Ce vote historique démontre plusieurs choses fondamentales.

D’abord, le Rassemblement National convainc au-delà de ses bancs. Nous ne sommes plus un parti de protestation, nous sommes un parti de proposition. C’est la preuve que nos analyses sont justes et que nos solutions sont pertinentes.

Ensuite, le cordon sanitaire se fissure. Progressivement, nos adversaires politiques comprennent qu’on peut voter un bon texte même s’il vient du RN. Le pragmatisme commence à l’emporter sur l’idéologie. C’est une excellente nouvelle pour la France.

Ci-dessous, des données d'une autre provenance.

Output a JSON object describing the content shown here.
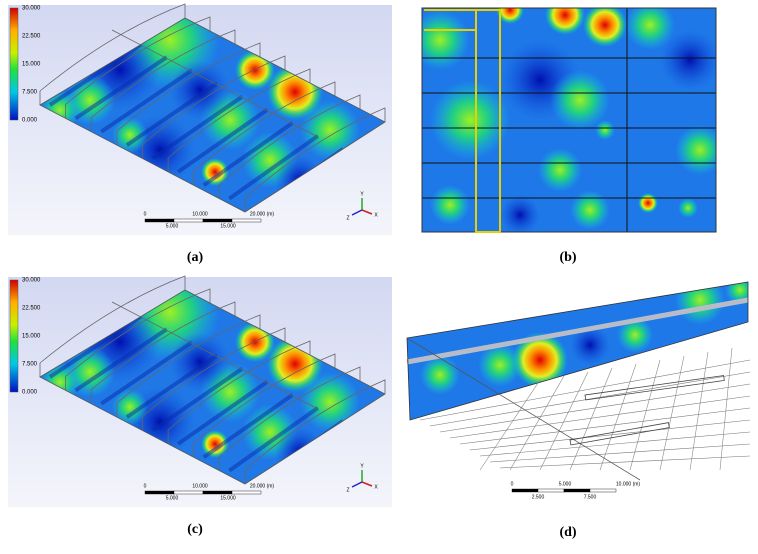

Cette première victoire en entraînera d’autres. Nous avons d’autres propositions concrètes sur la sécurité, le pouvoir d’achat, l’énergie, la ruralité. Si LR et Horizons continuent à voter sur le fond plutôt que sur l’étiquette, nous pouvons obtenir de vraies avancées pour les Français.

Sur notre place dans le futur rapport de force institutionnel, je suis convaincu que le RN est appelé à jouer un rôle central. Nous sommes le premier parti de France. Nous représentons une partie considérable du peuple français. On ne peut pas éternellement nous marginaliser, nous diaboliser, nous exclure du jeu démocratique normal.

Ce que nous voulons, c’est simple : que nos propositions soient jugées sur leur mérite, pas sur notre étiquette. Que les débats portent sur le fond, pas sur les postures. Que l’intérêt national l’emporte sur les calculs partisans.

Le vote d’aujourd’hui prouve que c’est possible. C’est un premier pas historique. Nous continuerons, avec la même détermination, la même rigueur, et la même humilité, à servir l’intérêt des Français qui nous font confiance.